Un artisan du marché « Souk Al Ahad » a commenté :
« 18 000 dirhams pour deux mois ? Même un fonctionnaire bien payé ne peut pas se le permettre, alors imaginez quelqu’un de modeste. Cette peine risque de devenir un privilège réservé à ceux qui ont de l’argent. »
De son côté, un chauffeur de taxi estime que l’idée est « bonne » car elle allège la pression sur les prisons, mais insiste sur la nécessité de justice sociale :
« Si le tribunal prend vraiment en compte la situation de chacun, ce sera équitable. Sinon, ça semblera juste un privilège pour les riches. »
Entre réforme et controverse
Pour les acteurs des droits humains, l’entrée en vigueur des peines alternatives marque un moment important dans la réforme de la justice pénale. Elle ouvre la voie à la réduction de la surpopulation carcérale et donne un sens plus réhabilitatif à la sanction.

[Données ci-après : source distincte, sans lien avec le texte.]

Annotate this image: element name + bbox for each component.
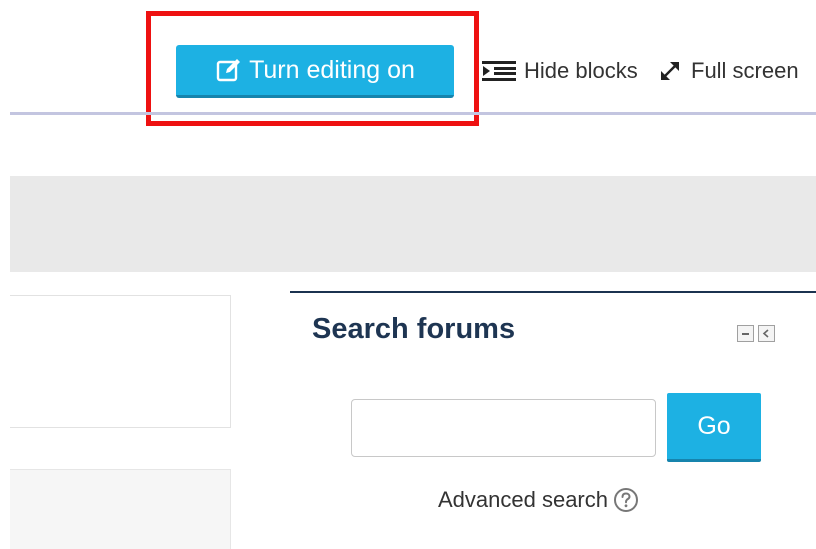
content-card <box>10 469 231 549</box>
page-header-band <box>10 176 816 272</box>
go-button[interactable]: Go <box>667 393 761 462</box>
advanced-search-row: Advanced search <box>438 486 640 514</box>
full-screen-label: Full screen <box>691 58 799 83</box>
edit-icon <box>215 56 243 84</box>
turn-editing-on-label: Turn editing on <box>249 55 415 84</box>
indent-icon <box>482 61 516 81</box>
expand-icon <box>657 58 683 84</box>
advanced-search-link[interactable]: Advanced search <box>438 487 608 513</box>
header-divider <box>10 112 816 115</box>
help-icon[interactable] <box>612 486 640 514</box>
block-top-border <box>290 291 816 293</box>
collapse-icon[interactable] <box>737 325 754 342</box>
hide-blocks-label: Hide blocks <box>524 58 638 83</box>
block-title: Search forums <box>312 313 516 345</box>
turn-editing-on-button[interactable]: Turn editing on <box>176 45 454 98</box>
dock-icon[interactable] <box>758 325 775 342</box>
block-controls <box>737 325 775 342</box>
search-forums-block: Search forums Go Advanced search <box>290 291 816 549</box>
content-card <box>10 295 231 428</box>
page: Turn editing on Hide blocks Full screen <box>0 0 816 549</box>
full-screen-link[interactable]: Full screen <box>657 55 799 87</box>
search-input[interactable] <box>351 399 656 457</box>
hide-blocks-link[interactable]: Hide blocks <box>482 55 638 87</box>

Mais certains experts mettent en garde : appliquée sans critères rigoureux, cette réforme pourrait renforcer les inégalités sociales et faire du « pouvoir de payer » le véritable critère entre prison et liberté.
Une question pratique : les juges évaluent-ils vraiment la capacité financière ?
Le texte de loi stipule clairement l’obligation de tenir compte de la situation économique du condamné. Mais le premier jugement d’Agadir soulève une interrogation majeure : comment cela sera-t-il appliqué concrètement ?
Les juges disposent-ils de données précises sur les revenus et les charges des condamnés ? Existe-t-il des mécanismes de contrôle pour garantir l’équité dans cette appréciation, afin que la loi ne reste pas une promesse sur papier ?
Une conclusion ouverte
Entre l’enthousiasme pour une justice plus humaine et la crainte que les peines alternatives ne deviennent un privilège de classe, le premier jugement d’Agadir ouvre un long débat.
La société marocaine, avec sa diversité et ses fractures sociales, attend de voir si cette nouvelle formule de justice sera un outil d’équité sociale ou un nouveau miroir des inégalités entre ceux qui ont et ceux qui n’ont pas.